A map shows the percentage of the population in each state that has received the COVID-19 vaccine

A map shows the percentage of the population in each state that has received the COVID-19 vaccine

American Airlines and Alaska Airlines’ moves on Friday come after United Airlines last month became the first U.S. carrier to require vaccinations for all domestic employees.

Frontier and Hawaiian Airlines have since joined United to require employees to be vaccinated.

Meanwhile, Delta Air Lines announced last month that unvaccinated workers would be charged an additional $200 monthly fee for their health care plans beginning in November.

Delta has also required all U.S. employees who are not fully vaccinated to undergo COVID testing every week beginning September 12. The company said about 75% of its employees have reported being vaccinated.

“The battle has changed in recent weeks with the emergence of the B.1.617.2 variant — a very aggressive form of the virus,” Delta chief executive Ed Bastian said in a note to employees.

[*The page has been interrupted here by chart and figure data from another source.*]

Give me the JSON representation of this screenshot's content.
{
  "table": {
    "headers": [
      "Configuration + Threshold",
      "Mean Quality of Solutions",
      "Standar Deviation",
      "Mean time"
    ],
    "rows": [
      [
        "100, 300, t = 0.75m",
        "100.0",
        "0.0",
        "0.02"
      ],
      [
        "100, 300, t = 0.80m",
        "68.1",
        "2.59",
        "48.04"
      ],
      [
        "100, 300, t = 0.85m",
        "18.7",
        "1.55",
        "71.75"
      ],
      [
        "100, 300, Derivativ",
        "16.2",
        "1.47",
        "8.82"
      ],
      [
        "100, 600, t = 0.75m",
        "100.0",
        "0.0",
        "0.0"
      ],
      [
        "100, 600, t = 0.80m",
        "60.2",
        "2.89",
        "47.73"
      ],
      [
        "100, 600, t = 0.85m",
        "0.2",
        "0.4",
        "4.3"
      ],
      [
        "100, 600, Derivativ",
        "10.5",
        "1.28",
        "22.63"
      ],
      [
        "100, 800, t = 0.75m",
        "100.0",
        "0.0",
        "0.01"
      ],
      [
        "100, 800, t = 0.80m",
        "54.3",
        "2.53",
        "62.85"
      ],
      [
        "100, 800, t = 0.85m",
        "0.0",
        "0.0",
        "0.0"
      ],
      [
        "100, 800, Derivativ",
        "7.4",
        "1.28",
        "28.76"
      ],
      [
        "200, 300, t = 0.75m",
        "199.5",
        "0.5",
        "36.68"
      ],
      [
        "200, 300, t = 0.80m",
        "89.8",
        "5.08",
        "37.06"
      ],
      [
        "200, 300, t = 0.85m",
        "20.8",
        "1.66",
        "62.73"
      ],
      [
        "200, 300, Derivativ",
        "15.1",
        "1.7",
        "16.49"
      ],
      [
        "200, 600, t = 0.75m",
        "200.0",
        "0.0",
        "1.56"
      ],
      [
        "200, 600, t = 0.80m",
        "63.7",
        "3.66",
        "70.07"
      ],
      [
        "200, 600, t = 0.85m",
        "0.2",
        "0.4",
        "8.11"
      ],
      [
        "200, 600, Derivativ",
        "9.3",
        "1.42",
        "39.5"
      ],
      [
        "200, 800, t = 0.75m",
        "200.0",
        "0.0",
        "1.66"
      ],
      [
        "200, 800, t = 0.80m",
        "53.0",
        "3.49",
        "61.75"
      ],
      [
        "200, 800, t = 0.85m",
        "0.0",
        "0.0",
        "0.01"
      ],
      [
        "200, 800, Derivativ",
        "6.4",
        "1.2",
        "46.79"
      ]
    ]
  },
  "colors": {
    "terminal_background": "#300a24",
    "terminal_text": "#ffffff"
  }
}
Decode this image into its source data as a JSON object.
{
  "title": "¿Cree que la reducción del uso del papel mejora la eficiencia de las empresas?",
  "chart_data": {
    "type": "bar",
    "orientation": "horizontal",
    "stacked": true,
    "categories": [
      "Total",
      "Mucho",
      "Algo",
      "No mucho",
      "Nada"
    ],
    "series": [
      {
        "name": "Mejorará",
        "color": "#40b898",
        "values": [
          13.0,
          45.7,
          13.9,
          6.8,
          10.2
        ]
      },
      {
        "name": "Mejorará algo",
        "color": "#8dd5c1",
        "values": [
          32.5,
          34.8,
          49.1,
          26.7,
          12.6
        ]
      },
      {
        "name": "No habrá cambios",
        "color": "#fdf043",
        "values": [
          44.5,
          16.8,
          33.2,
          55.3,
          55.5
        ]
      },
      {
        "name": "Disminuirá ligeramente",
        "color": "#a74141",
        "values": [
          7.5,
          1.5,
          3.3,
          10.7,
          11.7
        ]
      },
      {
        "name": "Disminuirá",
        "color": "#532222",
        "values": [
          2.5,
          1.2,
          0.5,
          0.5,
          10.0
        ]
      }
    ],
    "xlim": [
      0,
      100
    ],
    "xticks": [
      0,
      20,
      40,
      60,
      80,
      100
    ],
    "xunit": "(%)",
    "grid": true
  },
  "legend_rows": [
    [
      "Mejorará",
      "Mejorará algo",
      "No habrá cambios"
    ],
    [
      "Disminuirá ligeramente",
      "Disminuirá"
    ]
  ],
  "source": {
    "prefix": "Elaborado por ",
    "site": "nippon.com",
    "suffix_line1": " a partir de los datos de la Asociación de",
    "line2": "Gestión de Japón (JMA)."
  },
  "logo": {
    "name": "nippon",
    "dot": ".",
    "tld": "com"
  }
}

“Our Chief Health Officer, Dr. Henry Ting, describes the variant as a ‘heat-seeking missile’ that is mainly broadcast through the unvaccinated community.’

Ted Christie, the CEO of Spirit Airlines, said: CNBC in July that the company has no plans to require its employees to receive the injection — but has urged employees to get vaccinated amid growing concerns about the Delta strain of the coronavirus.

“The rising number of cases related to the delta variant is of course a concern for everyone,” Christie said on Squawk Box. “The answer to that, we think, is to get your vaccine, get yourself out there and get vaccinated.”